Monday, January 19, 2015
The first half of January is a busy time for law professors. There are stacks of papers and exams to grade, new courses to finish preparing, a dive back into the postponed committee work – it all piles up. And thrust into this busy time is the AALS meeting, the annual law professor jamboree. This year’s conference was billed as “Legal Education at the Crossroads” and held in Washington, DC, January 2-5. It was a bit more subdued than usual. Travel budgets are tight, and many schools seem to be riding out the storm of change law and the academy are facing, rather than seeking to figure it out and put it to use.
Those attuned to questions of legal technology and innovation more generally could find some interesting developments. On the programmatic side, there was a President’s session on “Implementing Innovation in Law Schools.” There were sessions aimed at legal technology more directly, although sometimes almost apologetically.
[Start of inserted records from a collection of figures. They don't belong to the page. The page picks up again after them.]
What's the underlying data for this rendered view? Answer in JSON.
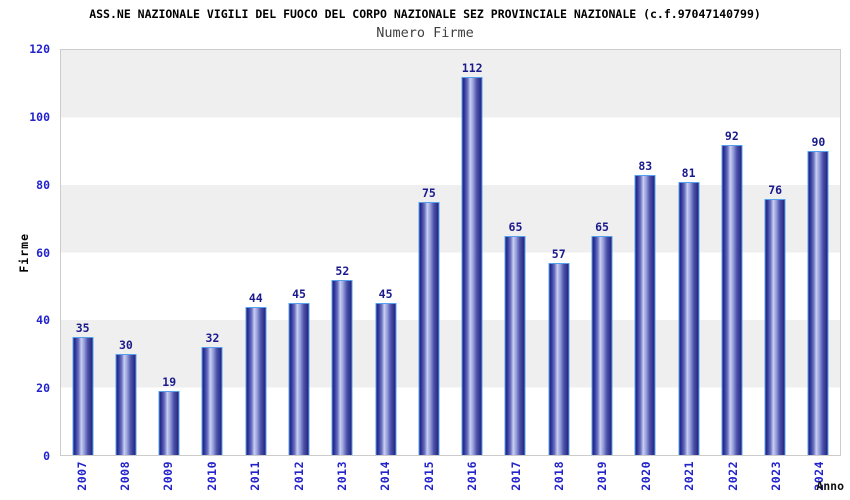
{
  "chart_data": {
    "type": "bar",
    "title": "ASS.NE NAZIONALE VIGILI DEL FUOCO DEL CORPO NAZIONALE SEZ PROVINCIALE NAZIONALE (c.f.97047140799)",
    "subtitle": "Numero Firme",
    "xlabel": "Anno",
    "ylabel": "Firme",
    "categories": [
      "2007",
      "2008",
      "2009",
      "2010",
      "2011",
      "2012",
      "2013",
      "2014",
      "2015",
      "2016",
      "2017",
      "2018",
      "2019",
      "2020",
      "2021",
      "2022",
      "2023",
      "2024"
    ],
    "values": [
      35,
      30,
      19,
      32,
      44,
      45,
      52,
      45,
      75,
      112,
      65,
      57,
      65,
      83,
      81,
      92,
      76,
      90
    ],
    "ylim": [
      0,
      120
    ],
    "yticks": [
      0,
      20,
      40,
      60,
      80,
      100,
      120
    ],
    "grid": "horizontal-bands-alternating",
    "legend_position": "none",
    "bar_value_labels_shown": true
  },
  "colors": {
    "axis_tick_label_blue": "#2323cc",
    "bar_value_label_navy": "#1a1a8c",
    "bar_gradient_dark": "#23237e",
    "bar_gradient_light": "#c9cef2",
    "bar_border_light_blue": "#55a0ec",
    "band_gray": "#efefef",
    "band_white": "#ffffff",
    "plot_border_gray": "#cccccc",
    "title_black": "#000000",
    "subtitle_gray": "#404040"
  }
}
The Section on Law Libraries and Legal Information asked “Should We Be Teaching Law Practice Technology?” My reaction, not surprisingly, was to wonder why it was a question instead of a directive. The Sections on Defamation and Privacy and on Internet and Computer Law gave a joint program on “Automated Decision-Making,” and while much of the attention was aimed at elucidating its problems, rather than its potential, at least it was a lively and informed discussion.
The exhibitor space was also a bit subdued – budgets are tight there as well. Nonetheless, several of the major publishers demonstrated much improved e-delivery systems for their texts and support materials. Look for more from this space in the coming year.
And me? I was a late substitute for Michigan State’s Dan Katz on a panel organized by Minnesota’s June Carbone on “Socio-Economics and the Future of the Legal Profession.” I was teamed up on the panel with Bill Henderson and Jennifer Drobac from the two University of Indiana law schools – Maurer and McKinney, both of whom are innovative thinkers. We had a lively discussion that included not only the challenge which technology poses for “professionalism” as a core concept for the delivery of legal services, but also the importance of “JD Advantage” jobs for middle tier law school placement and the possibilities of applying principles of mindfulness in the law.
My take home from AALS is that the frozen conservatism of the Legal Academy on matters of technology is beginning to thaw. It is still behind the advances in the practicing Bar, however, and way behind what is happening in the legal technology marketplace. The NYC LegalTech show is coming in early February, where there are a set of panels being organized by Stanford’s CodeX Center on what comes next in legal technology. No conservatism there.